Why can’t we stop all this development?

That seems to be the main question Aldermen will face Tuesday night as they vote on a proposal to down-load an oddly-shaped piece of Newton Centre and consider the proposal to halt the Austin Street development later on.

Many Newton residents bemoan the tear-down of small houses and the creation of huge replacements, but Newton Centre seems to feel particularly afflicted, although if you read the Planning Department’s analysis, it isn’t borne out. But by restricting multi-family homes that close to a T-stop (1/4 mile), they push the demand for housing into areas further from transit (like Wells Ave. Try to get a bus or train there). The city  or the T will then have to create costly new transit opportunities, or accept that everyone will have to drive to every destination–not a sustainable future, even if all cars run on solar electricity tomorrow.
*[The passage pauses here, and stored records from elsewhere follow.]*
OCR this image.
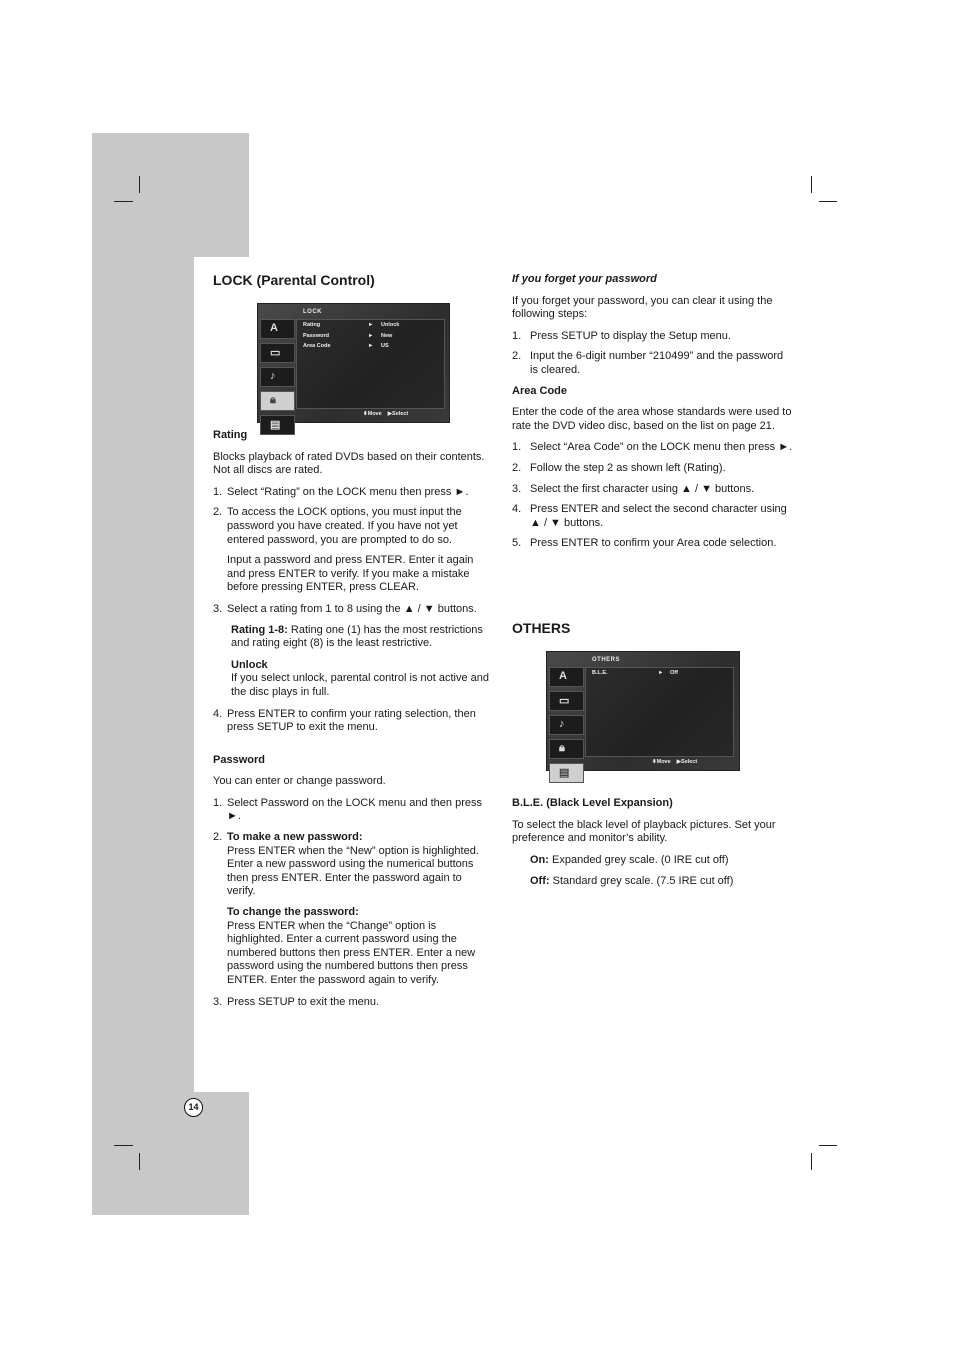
LOCK (Parental Control)
LOCK
A
▭
♪
🔒︎
▤
Rating	► Unlock
Password	► New
Area Code	► US
⬍Move ▶Select

Rating

Blocks playback of rated DVDs based on their contents. Not all discs are rated.

1. Select “Rating” on the LOCK menu then press ►.
2. To access the LOCK options, you must input the password you have created. If you have not yet entered password, you are prompted to do so.

Input a password and press ENTER. Enter it again and press ENTER to verify. If you make a mistake before pressing ENTER, press CLEAR.

3. Select a rating from 1 to 8 using the ▲ / ▼ buttons.

Rating 1-8: Rating one (1) has the most restrictions and rating eight (8) is the least restrictive.

Unlock
If you select unlock, parental control is not active and the disc plays in full.

4. Press ENTER to confirm your rating selection, then press SETUP to exit the menu.

Password

You can enter or change password.

1. Select Password on the LOCK menu and then press ►.
2. To make a new password:
Press ENTER when the “New” option is highlighted. Enter a new password using the numerical buttons then press ENTER. Enter the password again to verify.

To change the password:
Press ENTER when the “Change” option is highlighted. Enter a current password using the numbered buttons then press ENTER. Enter a new password using the numbered buttons then press ENTER. Enter the password again to verify.

3. Press SETUP to exit the menu.

If you forget your password

If you forget your password, you can clear it using the following steps:

1. Press SETUP to display the Setup menu.
2. Input the 6-digit number “210499” and the password is cleared.

Area Code

Enter the code of the area whose standards were used to rate the DVD video disc, based on the list on page 21.

1. Select “Area Code” on the LOCK menu then press ►.
2. Follow the step 2 as shown left (Rating).
3. Select the first character using ▲ / ▼ buttons.
4. Press ENTER and select the second character using ▲ / ▼ buttons.
5. Press ENTER to confirm your Area code selection.
OTHERS
OTHERS
A
▭
♪
🔒︎
▤
B.L.E.	► Off
⬍Move ▶Select

B.L.E. (Black Level Expansion)

To select the black level of playback pictures. Set your preference and monitor’s ability.

On: Expanded grey scale. (0 IRE cut off)

Off: Standard grey scale. (7.5 IRE cut off)

14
One reason the Comprehensive Plan calls for more density in village centers, near transit and shops, is that it allows for economic vitality without the need for acres of car storage, widening streets for more cars, or living with massive traffic jams.

Paul McMorrow recently opined on the need for more taxpayers to support the infrastructure in the Boston area. That holds for Newton, too. But as a pretty built-out area, our opportunities are few. Diminishing them in walkable areas with down-zoning is bad for Newton’s bottom line-both the city budget and the merchants in our village centers, who need the foot traffic to stay viable.